В качестве «убийственного» примера Касаткины приводят следующий: «В первом издании мы читаем: «С сенника дозорный сходит,/И, обшед избу кругом,/У дверей стучит кольцом». Ершов изменяет: «С сенника дозорный сходит/И, облив себя водой,/Стал стучаться под избой». Он убирает слово «обшед». Между тем, такие формы, образованные от глагола «идти» – «ушед», «пришед» и тому подобные – встречаются в небольшой части северо-западных говоров Псковской, Новгородской, Ленинградской области… и совершенно неизвестны в других местах. Такую форму из этих двух людей мог употребить только Пушкин. Ершов никак не мог в первом издании так написать. Она не входила в его лингвистический оборот».
Товарищи ученые! Форма «обшед» не является привилегией аборигенов никаких областей, но есть чистый церковнославянизм, от географии независимый. В Книге Иова (1:7) читаем: «обшед землю и прошед поднебесную, се, есмь». Эту цитату Иван Грозный приводит в одном из посланий. В «Своде письменных источников по истории Рязанского края» читаем: «… которых, обшед, так побил, что едва кто мог лесом уйти». Наконец у архангелогородца Ломоносова в героической «поеме» «Петр Великий» находим: «Он, оком и умом вокруг места обшед…» И т. д.

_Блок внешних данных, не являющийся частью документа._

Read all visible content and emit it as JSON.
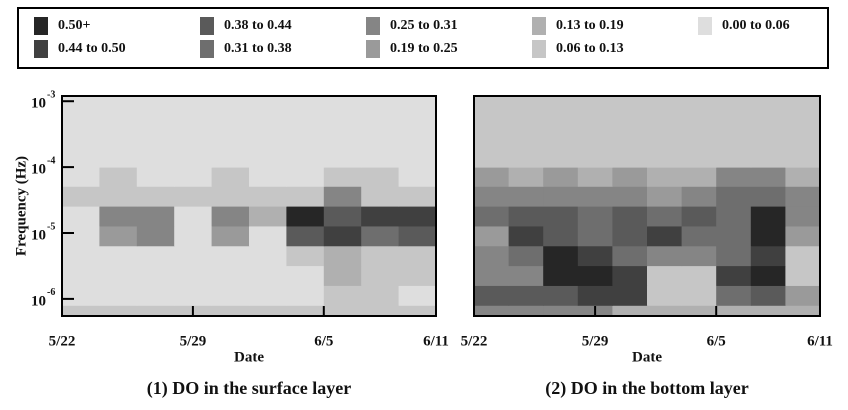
{
  "legend": {
    "items": [
      {
        "label": "0.50+",
        "min": 0.5,
        "color": "#262626"
      },
      {
        "label": "0.44 to 0.50",
        "min": 0.44,
        "color": "#404040"
      },
      {
        "label": "0.38 to 0.44",
        "min": 0.38,
        "color": "#5a5a5a"
      },
      {
        "label": "0.31 to 0.38",
        "min": 0.31,
        "color": "#6e6e6e"
      },
      {
        "label": "0.25 to 0.31",
        "min": 0.25,
        "color": "#858585"
      },
      {
        "label": "0.19 to 0.25",
        "min": 0.19,
        "color": "#9a9a9a"
      },
      {
        "label": "0.13 to 0.19",
        "min": 0.13,
        "color": "#b0b0b0"
      },
      {
        "label": "0.06 to 0.13",
        "min": 0.06,
        "color": "#c6c6c6"
      },
      {
        "label": "0.00 to 0.06",
        "min": 0.0,
        "color": "#dedede"
      }
    ]
  },
  "chart_data": [
    {
      "type": "heatmap",
      "title": "(1) DO in the surface layer",
      "xlabel": "Date",
      "ylabel": "Frequency (Hz)",
      "xlim": [
        0,
        20
      ],
      "xticks": [
        {
          "value": 0,
          "label": "5/22"
        },
        {
          "value": 7,
          "label": "5/29"
        },
        {
          "value": 14,
          "label": "6/5"
        },
        {
          "value": 20,
          "label": "6/11"
        }
      ],
      "ylim": [
        5.5e-07,
        0.0012
      ],
      "log_y": true,
      "yticks": [
        {
          "value": 0.001,
          "label": "10",
          "exponent": "-3"
        },
        {
          "value": 0.0001,
          "label": "10",
          "exponent": "-4"
        },
        {
          "value": 1e-05,
          "label": "10",
          "exponent": "-5"
        },
        {
          "value": 1e-06,
          "label": "10",
          "exponent": "-6"
        }
      ],
      "xbins": [
        0,
        2,
        4,
        6,
        8,
        10,
        12,
        14,
        16,
        18,
        20
      ],
      "ybins": [
        5.5e-07,
        8e-07,
        1.6e-06,
        3.2e-06,
        6.4e-06,
        1.28e-05,
        2.56e-05,
        5.12e-05,
        0.0001,
        0.0012
      ],
      "values": [
        [
          0.06,
          0.06,
          0.06,
          0.06,
          0.06,
          0.06,
          0.06,
          0.08,
          0.12,
          0.12
        ],
        [
          0.05,
          0.05,
          0.05,
          0.05,
          0.05,
          0.05,
          0.05,
          0.12,
          0.08,
          0.05
        ],
        [
          0.05,
          0.05,
          0.05,
          0.05,
          0.05,
          0.05,
          0.05,
          0.14,
          0.1,
          0.08
        ],
        [
          0.05,
          0.05,
          0.05,
          0.05,
          0.05,
          0.05,
          0.1,
          0.16,
          0.1,
          0.1
        ],
        [
          0.05,
          0.2,
          0.25,
          0.05,
          0.2,
          0.05,
          0.4,
          0.45,
          0.35,
          0.4
        ],
        [
          0.05,
          0.3,
          0.28,
          0.05,
          0.25,
          0.15,
          0.5,
          0.4,
          0.45,
          0.45
        ],
        [
          0.08,
          0.06,
          0.06,
          0.08,
          0.06,
          0.06,
          0.08,
          0.3,
          0.1,
          0.06
        ],
        [
          0.05,
          0.06,
          0.05,
          0.05,
          0.06,
          0.05,
          0.05,
          0.08,
          0.06,
          0.05
        ],
        [
          0.03,
          0.03,
          0.03,
          0.03,
          0.03,
          0.03,
          0.03,
          0.03,
          0.03,
          0.03
        ]
      ]
    },
    {
      "type": "heatmap",
      "title": "(2) DO in the bottom layer",
      "xlabel": "Date",
      "xlim": [
        0,
        20
      ],
      "xticks": [
        {
          "value": 0,
          "label": "5/22"
        },
        {
          "value": 7,
          "label": "5/29"
        },
        {
          "value": 14,
          "label": "6/5"
        },
        {
          "value": 20,
          "label": "6/11"
        }
      ],
      "ylim": [
        5.5e-07,
        0.0012
      ],
      "log_y": true,
      "xbins": [
        0,
        2,
        4,
        6,
        8,
        10,
        12,
        14,
        16,
        18,
        20
      ],
      "ybins": [
        5.5e-07,
        8e-07,
        1.6e-06,
        3.2e-06,
        6.4e-06,
        1.28e-05,
        2.56e-05,
        5.12e-05,
        0.0001,
        0.0012
      ],
      "values": [
        [
          0.3,
          0.3,
          0.3,
          0.3,
          0.16,
          0.16,
          0.16,
          0.16,
          0.16,
          0.16
        ],
        [
          0.42,
          0.42,
          0.42,
          0.45,
          0.45,
          0.1,
          0.1,
          0.35,
          0.4,
          0.2
        ],
        [
          0.3,
          0.3,
          0.5,
          0.5,
          0.45,
          0.08,
          0.1,
          0.45,
          0.5,
          0.1
        ],
        [
          0.3,
          0.35,
          0.5,
          0.45,
          0.35,
          0.3,
          0.3,
          0.35,
          0.45,
          0.1
        ],
        [
          0.2,
          0.45,
          0.4,
          0.35,
          0.4,
          0.45,
          0.35,
          0.35,
          0.5,
          0.2
        ],
        [
          0.35,
          0.4,
          0.4,
          0.35,
          0.4,
          0.35,
          0.4,
          0.35,
          0.5,
          0.3
        ],
        [
          0.3,
          0.25,
          0.3,
          0.25,
          0.3,
          0.2,
          0.25,
          0.35,
          0.35,
          0.25
        ],
        [
          0.2,
          0.15,
          0.2,
          0.15,
          0.2,
          0.15,
          0.15,
          0.25,
          0.3,
          0.15
        ],
        [
          0.1,
          0.08,
          0.1,
          0.08,
          0.1,
          0.08,
          0.08,
          0.12,
          0.12,
          0.08
        ]
      ]
    }
  ]
}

Есть произведения, сложенные усилием разума и чувств, а есть продиктованные. «Конек-горбунок» – из таких. Думаю, не полная рукотворность, иллюзия самозарождения великой сказки во многом провоцирует все кривотолки вокруг Ершова. Поверить в то, что это написал 19-летний студент, так же невозможно, как в то, что страницы «Тихого Дона» создал окончивший 4 класса гимназии делопроизводитель станичного ревкома. Почему Пушкин, понятно: он отвечает в России за все и практически монопольно владеет тайной иллюзии нерукотворности. Но, как остроумно заметил тюменец Анатолий Омельчук: «Если Пушкин – наше всё, так отдадим ему всё наше?!»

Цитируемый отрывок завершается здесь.